Robert "Fastpickin' " Johnson and David Harley Davidson first met at a rodeo show in Kansas City way back in 1963. Robert, a popular KAOL Radio DJ, didn't think too much of David at first, much thanks to his 1958 hit single "Don't Gimme No Coyote For Dinner Woman", but as soon as the two of them started kidding around with some guitars at the afterparty later that night, they both realized they'd just found their soulmates. So they shelved everything; their jobs, their other bands and even their girls. Fate had brought two people together. Their music was meant to be.
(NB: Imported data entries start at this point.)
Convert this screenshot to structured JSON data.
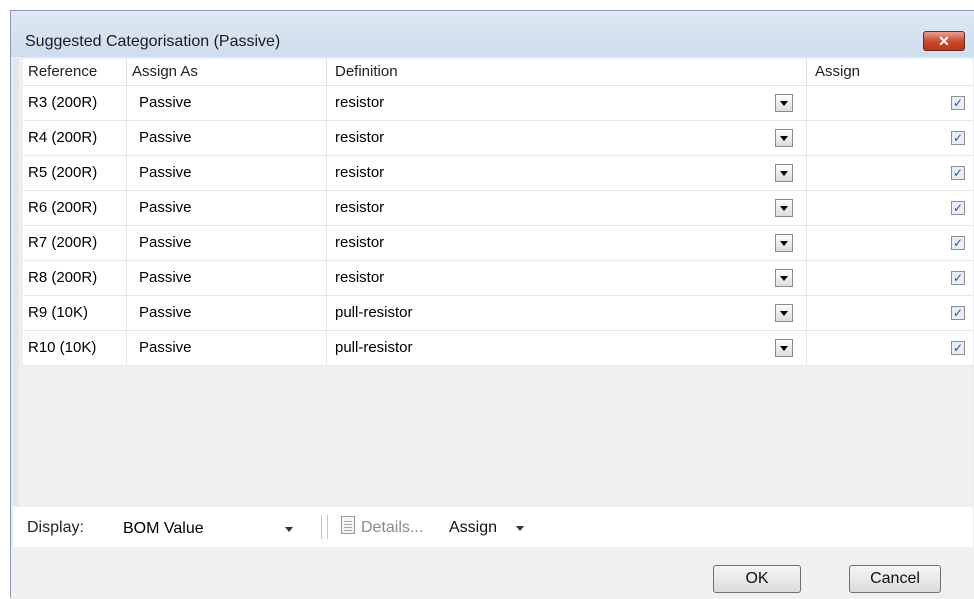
{
  "window": {
    "title": "Suggested Categorisation (Passive)",
    "close_glyph": "✕"
  },
  "grid": {
    "columns": [
      "Reference",
      "Assign As",
      "Definition",
      "Assign"
    ],
    "rows": [
      {
        "reference": "R3 (200R)",
        "assign_as": "Passive",
        "definition": "resistor",
        "assign": true
      },
      {
        "reference": "R4 (200R)",
        "assign_as": "Passive",
        "definition": "resistor",
        "assign": true
      },
      {
        "reference": "R5 (200R)",
        "assign_as": "Passive",
        "definition": "resistor",
        "assign": true
      },
      {
        "reference": "R6 (200R)",
        "assign_as": "Passive",
        "definition": "resistor",
        "assign": true
      },
      {
        "reference": "R7 (200R)",
        "assign_as": "Passive",
        "definition": "resistor",
        "assign": true
      },
      {
        "reference": "R8 (200R)",
        "assign_as": "Passive",
        "definition": "resistor",
        "assign": true
      },
      {
        "reference": "R9 (10K)",
        "assign_as": "Passive",
        "definition": "pull-resistor",
        "assign": true
      },
      {
        "reference": "R10 (10K)",
        "assign_as": "Passive",
        "definition": "pull-resistor",
        "assign": true
      }
    ]
  },
  "toolbar": {
    "display_label": "Display:",
    "display_value": "BOM Value",
    "details_label": "Details...",
    "assign_label": "Assign"
  },
  "buttons": {
    "ok": "OK",
    "cancel": "Cancel"
  },
  "icons": {
    "checkbox": "checkmark-icon",
    "details": "document-icon",
    "dropdown": "chevron-down-icon"
  },
  "colors": {
    "close_button": "#c9462c",
    "title_bar": "#dfe9f5",
    "check": "#2f4fa0"
  }
}
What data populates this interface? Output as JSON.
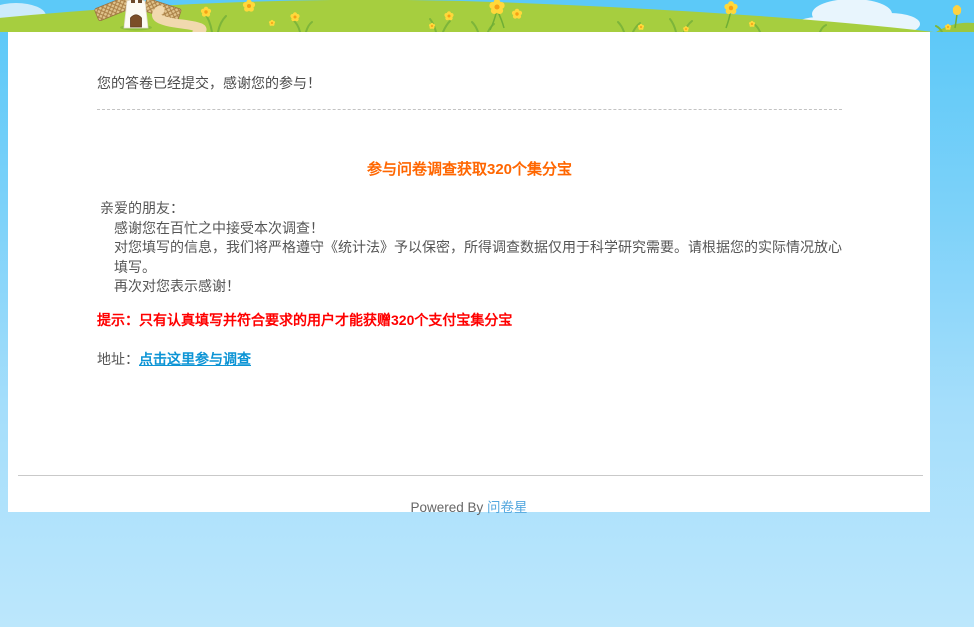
{
  "main": {
    "submitted_message": "您的答卷已经提交，感谢您的参与！",
    "promo": {
      "title": "参与问卷调查获取320个集分宝",
      "greeting": "亲爱的朋友：",
      "lines": [
        "感谢您在百忙之中接受本次调查！",
        "对您填写的信息，我们将严格遵守《统计法》予以保密，所得调查数据仅用于科学研究需要。请根据您的实际情况放心填写。",
        "再次对您表示感谢！"
      ],
      "notice": "提示：只有认真填写并符合要求的用户才能获赠320个支付宝集分宝",
      "address_label": "地址：",
      "link_label": "点击这里参与调查"
    }
  },
  "footer": {
    "powered_by": "Powered By ",
    "brand": "问卷星"
  },
  "colors": {
    "accent_orange": "#ff6600",
    "notice_red": "#ff0000",
    "link_blue": "#0c94d5",
    "brand_blue": "#53a7de",
    "grass_green": "#a6ce3f",
    "sky_blue": "#5cc9f8"
  }
}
My first meeting with the guys was during the "Geography" sessions. I had been hired to check what all the fuzz around this new and up-coming band was about. So basically, I was just a fly on the wall whilst Bob&Dave recorded "Geography" and "Blue Eyed Seventeen". What I remember most about these sessions, was the obscure recording tecniques which they used. The drums went via an amplifier, which again was miced with a toy microfone. The vocals were recorded through a tuba, with Dave singing into the horn. The whole thing was just crazy, and yet it came to them so instinctivly. And the atmosphere... And the songs... Wow! I remember thinking to myself: "This is what magic feels like. This is history in the making." Anyway, I wrote only beautiful things about them in the article and we wound up being close friends.
This record is the testament of the very first sessions that Bob&Dave enjoyed together. It really captures the true honesty and rawness that the band is all about. It's beautiful country music from the hearts of two beautiful men.